Effects of E-cadherin depletion and expression of an E-cadherin–α-catenin fusion protein. (A) Cells were transfected with an shRNA targeted against canine E-cadherin. Lysates were immunoblotted for E-cadherin and Scrib. Equal protein concentrations were loaded and normalized using anti-tubulin. (B) Quantification of the motility of cells transfected with Luc or EcadKD shRNAs using Boyden chamber assay as described in Fig. 3. (C) Morphology of cells depleted of E-cadherin. Control and EcadKD cells were grown on six-well plates at low density for 3 d. Images were obtained by phase-contrast microscopy using a 10× objective. (D) Expression of an Ecad–αcat and Ecad–GFP fusion in MDCK cells. The fusion proteins and endogenous E-cadherin were detected by immunoblot with anti–E-cadherin antibodies. (E) Effects of the Ecad–αcat and Ecad–GFP fusions on motility of cells depleted of Scrib. Migration through filters was quantified as in Fig. 3. (F) Aggregation assay. 3 × 10⁴ cells were seeded into hanging drop cultures and allowed to aggregate for overnight.

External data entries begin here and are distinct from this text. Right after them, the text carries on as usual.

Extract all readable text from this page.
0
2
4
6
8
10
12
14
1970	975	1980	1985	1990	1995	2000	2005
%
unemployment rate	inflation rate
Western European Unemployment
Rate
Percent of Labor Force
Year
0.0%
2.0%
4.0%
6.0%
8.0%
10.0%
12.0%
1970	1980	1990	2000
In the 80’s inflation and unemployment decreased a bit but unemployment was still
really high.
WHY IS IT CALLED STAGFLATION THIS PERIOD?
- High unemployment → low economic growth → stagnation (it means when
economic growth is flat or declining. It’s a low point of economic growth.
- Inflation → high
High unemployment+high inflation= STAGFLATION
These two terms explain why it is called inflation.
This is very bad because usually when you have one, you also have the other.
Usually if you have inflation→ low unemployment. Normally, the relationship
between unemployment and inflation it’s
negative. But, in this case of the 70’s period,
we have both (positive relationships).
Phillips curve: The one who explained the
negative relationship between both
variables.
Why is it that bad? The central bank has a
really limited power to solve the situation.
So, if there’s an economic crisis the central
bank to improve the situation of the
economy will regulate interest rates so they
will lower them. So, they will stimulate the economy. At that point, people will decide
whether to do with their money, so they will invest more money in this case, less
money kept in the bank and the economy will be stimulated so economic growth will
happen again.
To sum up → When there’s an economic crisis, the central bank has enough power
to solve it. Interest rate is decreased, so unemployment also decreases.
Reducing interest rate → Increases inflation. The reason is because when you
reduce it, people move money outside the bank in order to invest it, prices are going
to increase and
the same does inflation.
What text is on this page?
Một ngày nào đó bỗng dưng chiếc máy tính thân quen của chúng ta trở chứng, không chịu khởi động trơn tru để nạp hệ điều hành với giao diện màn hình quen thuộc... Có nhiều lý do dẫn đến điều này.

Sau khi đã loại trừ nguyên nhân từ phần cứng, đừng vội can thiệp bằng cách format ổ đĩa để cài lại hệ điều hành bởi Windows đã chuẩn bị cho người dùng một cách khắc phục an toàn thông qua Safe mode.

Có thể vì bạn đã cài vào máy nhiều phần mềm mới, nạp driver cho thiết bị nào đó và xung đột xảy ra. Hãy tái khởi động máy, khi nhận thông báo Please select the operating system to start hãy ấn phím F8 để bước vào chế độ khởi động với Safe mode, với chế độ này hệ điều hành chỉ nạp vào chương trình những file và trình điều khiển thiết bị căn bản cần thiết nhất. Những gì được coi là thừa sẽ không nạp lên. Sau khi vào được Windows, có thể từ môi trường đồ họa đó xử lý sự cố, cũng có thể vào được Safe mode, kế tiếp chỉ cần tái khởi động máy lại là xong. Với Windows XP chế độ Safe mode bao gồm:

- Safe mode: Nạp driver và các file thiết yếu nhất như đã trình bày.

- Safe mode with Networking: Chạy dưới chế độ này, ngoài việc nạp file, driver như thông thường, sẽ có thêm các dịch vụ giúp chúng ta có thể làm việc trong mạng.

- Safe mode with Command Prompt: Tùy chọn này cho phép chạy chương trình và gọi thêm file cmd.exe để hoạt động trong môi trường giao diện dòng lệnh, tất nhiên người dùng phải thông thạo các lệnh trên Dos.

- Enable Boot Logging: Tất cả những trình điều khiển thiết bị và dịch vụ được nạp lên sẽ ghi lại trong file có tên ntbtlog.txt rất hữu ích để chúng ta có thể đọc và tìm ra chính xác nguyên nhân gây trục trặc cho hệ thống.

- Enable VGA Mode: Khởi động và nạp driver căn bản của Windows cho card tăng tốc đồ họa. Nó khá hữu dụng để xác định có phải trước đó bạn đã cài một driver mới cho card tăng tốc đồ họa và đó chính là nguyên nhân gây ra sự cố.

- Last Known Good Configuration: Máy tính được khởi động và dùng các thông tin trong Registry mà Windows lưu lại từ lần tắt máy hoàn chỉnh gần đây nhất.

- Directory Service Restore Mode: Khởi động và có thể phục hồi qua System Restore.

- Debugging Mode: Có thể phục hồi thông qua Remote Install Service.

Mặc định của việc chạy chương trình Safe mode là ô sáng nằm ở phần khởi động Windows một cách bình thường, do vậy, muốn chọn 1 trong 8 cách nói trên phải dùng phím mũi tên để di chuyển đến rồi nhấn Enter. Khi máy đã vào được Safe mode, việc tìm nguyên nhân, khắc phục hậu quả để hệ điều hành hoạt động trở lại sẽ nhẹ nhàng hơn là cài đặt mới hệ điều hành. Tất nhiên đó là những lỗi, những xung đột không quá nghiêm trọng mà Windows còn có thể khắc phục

After trituration with a 200-μl pipet tip, images were captured by phase-contrast microscopy using a 10× objective. (G) Quantification of the aggregation assay. Data are presented as the area of the aggregated cells/number of individual nonaggregated cells per field and represent means of 10–12 fields from triplicates of each sample ± SD.